Olavo de Carvalho

Jornal da Tarde, 21 de outubro de 2002

Uma parte considerável da mídia brasileira está sob o controle de servidores conscientes e inconscientes da desinformação esquerdista, encarregados de excluir do noticiário tudo o que possa dar aos leitores uma idéia do avanço de um processo revolucionário que, conduzido pelas vias suaves da estratégia gramsciana, deve permanecer discreto até que se torne irreversível.

Como toda censura, aquela que nos domina tem o dom de ocultar sua própria existência. Mas nela esse dom é potencializado pelo fato de que, exercida pelos próprios jornalistas, não fere as suscetibilidades da classe e não encontra resistência senão de indivíduos isolados, cujas vozes são fáceis de impugnar como expressões de insanidade ou fanatismo.

Mais ainda, esse tipo de censura tem o poder de se auto-reproduzir indefinidamente: se você denuncia um fato que não saiu nos jornais, respondem-lhe que sua denúncia não é confiável, porque não confirmada pelos jornais. Você deu apenas uma opinião; as páginas noticiosas têm o monopólio dos fatos. Mesmo que saia, o fato sai escondido, num canto de página, e é logo expelido do foco dos debates. Não entra na memória popular, não se integra no “senso comum” e cada vez que você volta a alegá-lo ele é posto em dúvida de novo e de novo. Preso numa rede de objeções circulares, você acaba desistindo.

É fácil, por desencargo de consciência, publicar uma notícia pro forma, desviando dela a atenção dos leitores. Basta não lhe dar continuidade, basta não explorar suas repercussões, e pronto: fica o dito por não dito, o certo por duvidoso. Em jornalismo, a insistência é tudo. Todo órgão da mídia tem o poder de ampliar ou diminuir o espaço que uma notícia ocupa na memória do público. É assim que a morte de três centenas de terroristas no Afeganistão fica parecendo crueldade maior que o massacre de um milhão de civis tibetanos pelas tropas chinesas. É assim que os preparativos dos EUA para responder ao ataque iraquiano parecem infinitamente mais revoltantes que a iminente invasão de Taiwan pela China, ou a da Geórgia pela Rússia, esta anunciada pelo próprio Putin, mas suprimida dos nossos jornais.
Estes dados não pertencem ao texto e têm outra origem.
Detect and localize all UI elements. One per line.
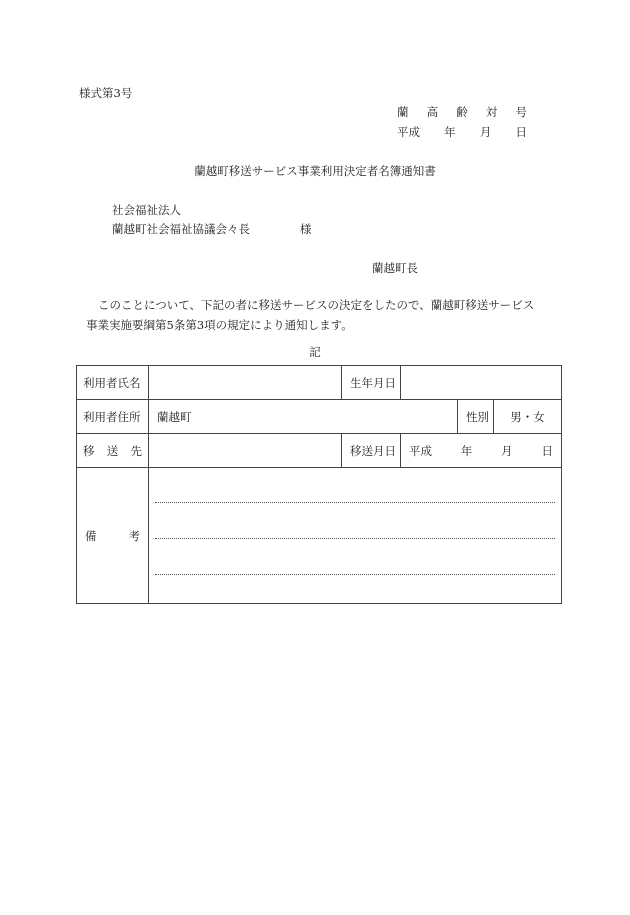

É assim que a hipótese rocambolescamente inventiva da ocupação da Amazônia por soldados americanos se torna mais temida que a presença atual e comprovada de tropas das Farc na região.

É por esse mesmo processo de desvio das atenções que a ligação da esquerda com o narcotráfico desaparece da cena como se nunca tivesse existido. Então, naturalmente, a cumplicidade de um candidato presidencial brasileiro com organizações terroristas, embora consolidada em pacto assinado no Foro de São Paulo, passa por conjeturação duvidosa urdida na cabeça de malucos. A própria cruzada publicitária que o cidadão empreende em favor do bom nome das Farc é interpretada como sinal de que ele é inocente, e não, como deveria ser óbvio, de que está apenas prestando a elas a solidariedade que lhes prometeu, a qual também o impedirá, se eleito, de cortar a linha de comércio criminoso que abastece a guerrilha colombiana de armas e de drogas o mercado nacional. A Resolução número 9 de 7 de dezembro de 2001 do X Foro de São Paulo, realizado em Havana, é bem explícita quanto a esse ponto. Após condenar a repressão da guerrilha pelo governo colombiano como “terrorismo de Estado” e como “verdadero plán de guerra contra el pueblo”, decide: “9.
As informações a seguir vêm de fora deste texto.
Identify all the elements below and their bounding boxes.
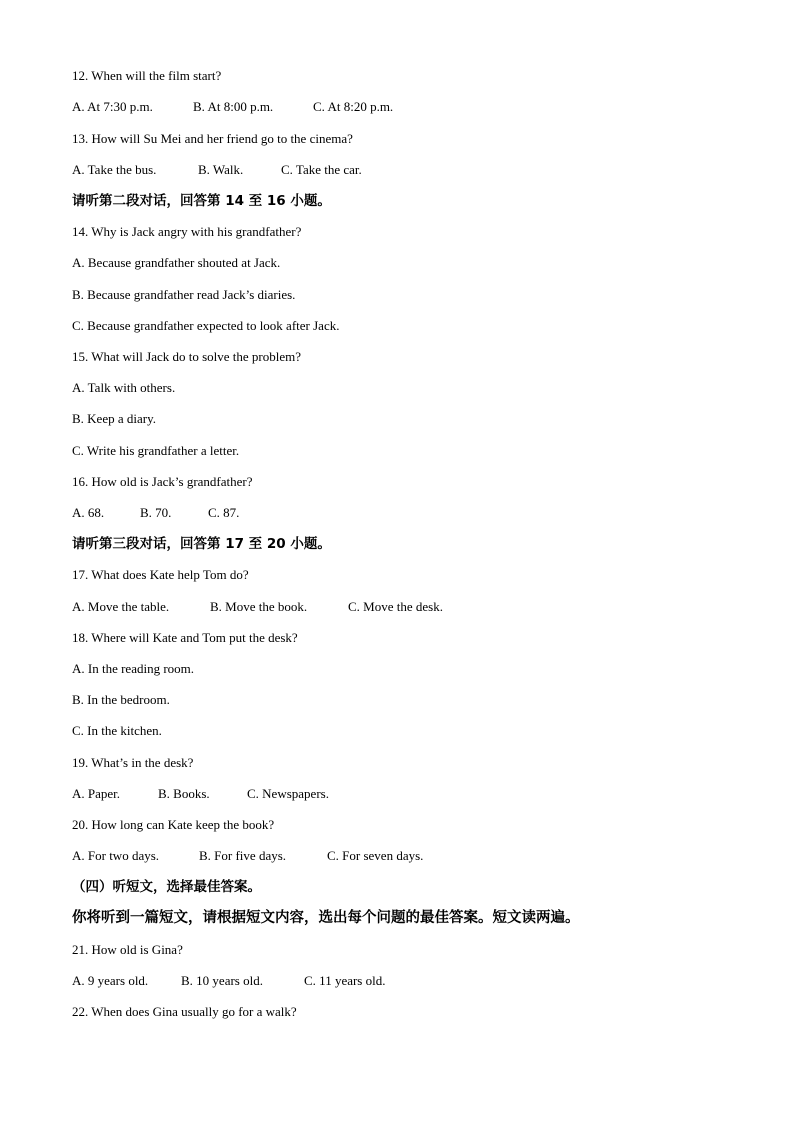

Ratificar la legitimidad, justeza y necesidad de la lucha de las organizaciones colombianas y solidarizarnos con ellas.” Seguem-se as assinaturas dos representantes de 39 organizações, entre as quais as próprias Farc – e o PT. Se isso não é um pacto de solidariedade, que raio de coisa é então?

Para cúmulo de ironia, o fato de que nenhum de seus concorrentes tenha lhe cobrado explicações quanto a isso durante os debates eleitorais funciona como prova de que as suspeitas são infundadas. Mas também aí o que produz a falsa conclusão é o sumiço da premissa básica. Pois quase ninguém sabe que, desses concorrentes, dois também estavam amarrados ao compromisso com as Farc, porque seus partidos são co-signatários da resolução acima. Já o terceiro, mais empenhado em provar sua lealdade esquerdista do que em ganhar a eleição, está psicologicamente impedido de dizer qualquer palavra que possa trazer dano sério à imagem das esquerdas em geral.

Ignorando essas coisas, o público não vê que a presente eleição, proclamada pelos hipócritas “a mais democrática de toda a nossa história”, é uma eleição de partido único: o partido do Foro de São Paulo.